Discussions at the ongoing 26th Conference of Parties (COP) summit gears towards ensuring a sustainable carbon-free economy. Several African countries like South Africa and The Gambia have signed agreements with the US government, UK and EU to ensure clean energy transitions and improve electricity access in receiving countries.
Would signing deals be enough to ensure a just energy transition for a continent like Africa, which is one of the most impacted by climate change while having the least access to electricity?
The Paris Agreement reached in COP21 pledged to provide $100bn yearly to support climate action in developing countries. Six years down the line, it is apparent that the goals have not been met. As a result, the continent is still not well suited to ward off the deadly impacts of climate change nor significantly contribute to climate action. (No African country is likely to meet their Nationally Determined Contributions)
Lessons from the Paris Agreement
Analysing the commitments made by developed countries towards climate finance, there was no express agreement on what measure each developed country would contribute and how this contribution could be measured; instead, there were country-country financing. Drawing lessons from COP21, agreements reached at COP26 should have a monitoring mechanism to indicate what each nation has contributed and by how much.

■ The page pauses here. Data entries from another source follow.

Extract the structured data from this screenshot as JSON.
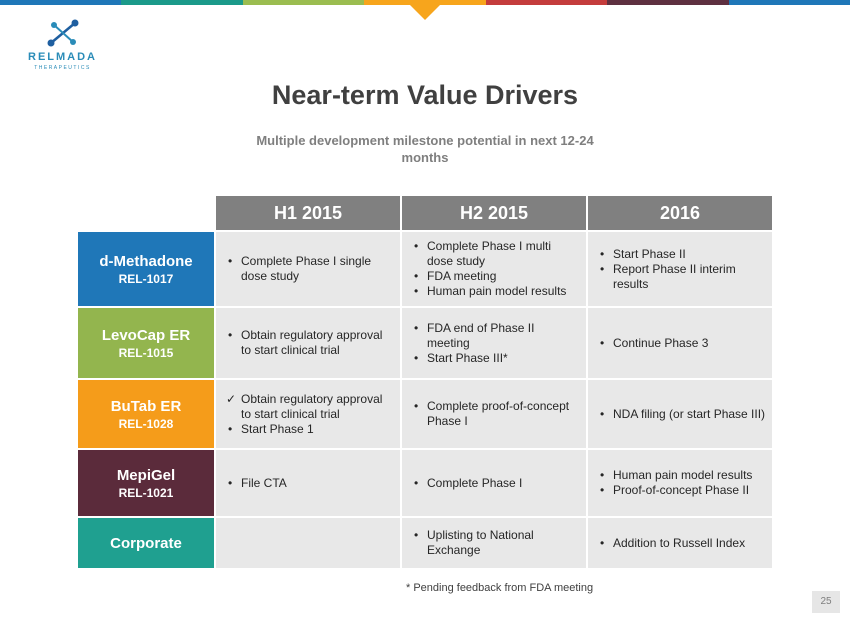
{
  "colors": {
    "top_bar": [
      "#1f77b8",
      "#1b9a8a",
      "#9bbd50",
      "#f7a51c",
      "#c43c3c",
      "#5e3040",
      "#1f77b8"
    ],
    "methadone": "#1f77b8",
    "levocap": "#93b54e",
    "butab": "#f59c1a",
    "mepigel": "#5b2b3b",
    "corporate": "#1fa090",
    "header": "#808080"
  },
  "logo": {
    "name": "RELMADA",
    "sub": "THERAPEUTICS"
  },
  "title": "Near-term Value Drivers",
  "subtitle": "Multiple development milestone potential in next 12-24 months",
  "table": {
    "headers": [
      "H1 2015",
      "H2 2015",
      "2016"
    ],
    "rows": [
      {
        "name": "d-Methadone",
        "code": "REL-1017",
        "h1": [
          "Complete Phase I single dose study"
        ],
        "h2": [
          "Complete Phase I multi dose study",
          "FDA meeting",
          "Human pain model results"
        ],
        "y2016": [
          "Start Phase II",
          "Report Phase II interim results"
        ]
      },
      {
        "name": "LevoCap ER",
        "code": "REL-1015",
        "h1": [
          "Obtain regulatory approval to start clinical trial"
        ],
        "h2": [
          "FDA end of Phase II meeting",
          "Start Phase III*"
        ],
        "y2016": [
          "Continue Phase 3"
        ]
      },
      {
        "name": "BuTab ER",
        "code": "REL-1028",
        "h1": [
          "Obtain regulatory approval to start clinical trial",
          "Start Phase 1"
        ],
        "h2": [
          "Complete proof-of-concept Phase I"
        ],
        "y2016": [
          "NDA filing (or start Phase III)"
        ]
      },
      {
        "name": "MepiGel",
        "code": "REL-1021",
        "h1": [
          "File CTA"
        ],
        "h2": [
          "Complete Phase I"
        ],
        "y2016": [
          "Human pain model results",
          "Proof-of-concept Phase II"
        ]
      },
      {
        "name": "Corporate",
        "h2": [
          "Uplisting to National Exchange"
        ],
        "y2016": [
          "Addition to Russell Index"
        ]
      }
    ]
  },
  "footnote": "* Pending feedback from FDA meeting",
  "page_number": "25"
}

A second flaw was the absence of actionable plans or steps countries would take to achieve their commitment.
How can Africa position itself to benefit from COP26?
African countries can position themselves to ensure that financial commitments from COP26 yield adequate results by creating an enabling environment. This can be achieved through strengthening political and economic systems, adopting the right policies and creating a monitoring mechanism to ensure that finances received for climate action are adequately utilised.